L'Intégrale entreprend de remettre à l'heure la mémoire de quelques happy few (tirage en photocopie à vingt-cinq exemplaires !), avec la reproduction de toutes les traductions françaises de textes de l'auteur. Il y en eut douze, pour la plupart (huit) dans Fiction, les quatre autres se répartissant entre Satellite, Galaxie, et Au-delà du ciel.
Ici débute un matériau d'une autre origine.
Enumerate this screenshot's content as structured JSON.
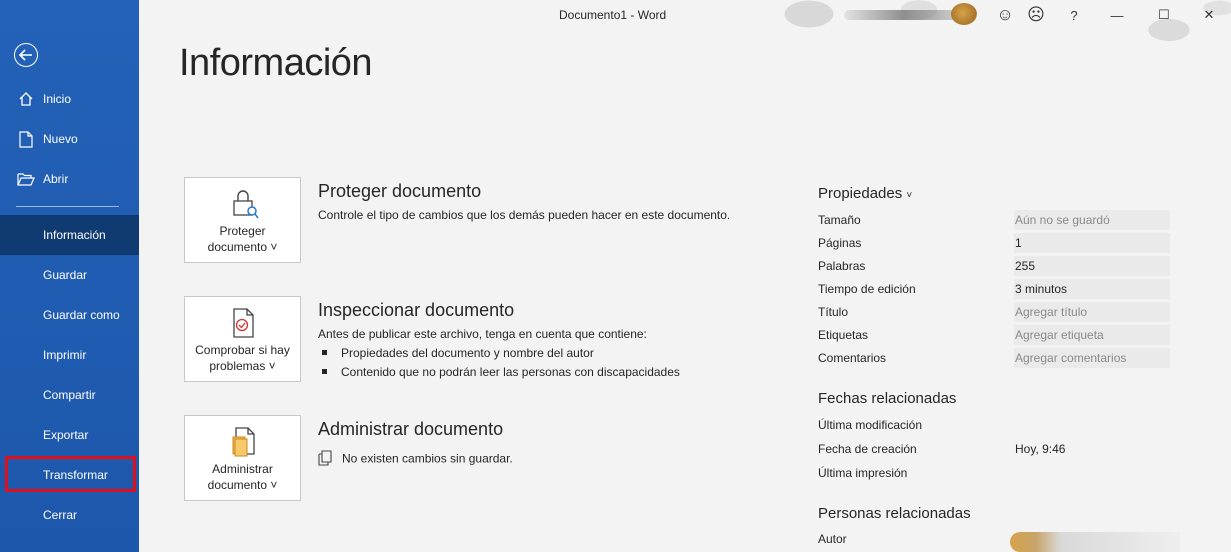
{
  "window": {
    "title": "Documento1  -  Word"
  },
  "sidebar": {
    "items": [
      {
        "label": "Inicio"
      },
      {
        "label": "Nuevo"
      },
      {
        "label": "Abrir"
      },
      {
        "label": "Información"
      },
      {
        "label": "Guardar"
      },
      {
        "label": "Guardar como"
      },
      {
        "label": "Imprimir"
      },
      {
        "label": "Compartir"
      },
      {
        "label": "Exportar"
      },
      {
        "label": "Transformar"
      },
      {
        "label": "Cerrar"
      }
    ]
  },
  "titlebar": {
    "help": "?",
    "minimize": "—",
    "maximize": "☐",
    "close": "✕",
    "smile": "☺",
    "frown": "☹"
  },
  "main": {
    "title": "Información",
    "protect": {
      "button": "Proteger documento",
      "heading": "Proteger documento",
      "desc": "Controle el tipo de cambios que los demás pueden hacer en este documento."
    },
    "inspect": {
      "button": "Comprobar si hay problemas",
      "heading": "Inspeccionar documento",
      "desc": "Antes de publicar este archivo, tenga en cuenta que contiene:",
      "bullets": [
        "Propiedades del documento y nombre del autor",
        "Contenido que no podrán leer las personas con discapacidades"
      ]
    },
    "manage": {
      "button": "Administrar documento",
      "heading": "Administrar documento",
      "desc": "No existen cambios sin guardar."
    }
  },
  "properties": {
    "heading": "Propiedades",
    "rows": [
      {
        "key": "Tamaño",
        "value": "Aún no se guardó"
      },
      {
        "key": "Páginas",
        "value": "1"
      },
      {
        "key": "Palabras",
        "value": "255"
      },
      {
        "key": "Tiempo de edición",
        "value": "3 minutos"
      },
      {
        "key": "Título",
        "value": "Agregar título"
      },
      {
        "key": "Etiquetas",
        "value": "Agregar etiqueta"
      },
      {
        "key": "Comentarios",
        "value": "Agregar comentarios"
      }
    ],
    "dates_heading": "Fechas relacionadas",
    "dates": [
      {
        "key": "Última modificación",
        "value": ""
      },
      {
        "key": "Fecha de creación",
        "value": "Hoy, 9:46"
      },
      {
        "key": "Última impresión",
        "value": ""
      }
    ],
    "people_heading": "Personas relacionadas",
    "people": [
      {
        "key": "Autor"
      }
    ]
  }
}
Auteur cultivé, sachant varier le ton de l'humour au désespoir, Abernathy donne ici un bon échantillon de ce qui faisait le charme de la S.-F. des années cinquante, décalée par rapport à l'âge d'or des années quarante, instaurant le commentaire politique à court terme et la satire de mœurs. Avec le risque de se dater aussi vite par les notations sociales que par les détails technologiques.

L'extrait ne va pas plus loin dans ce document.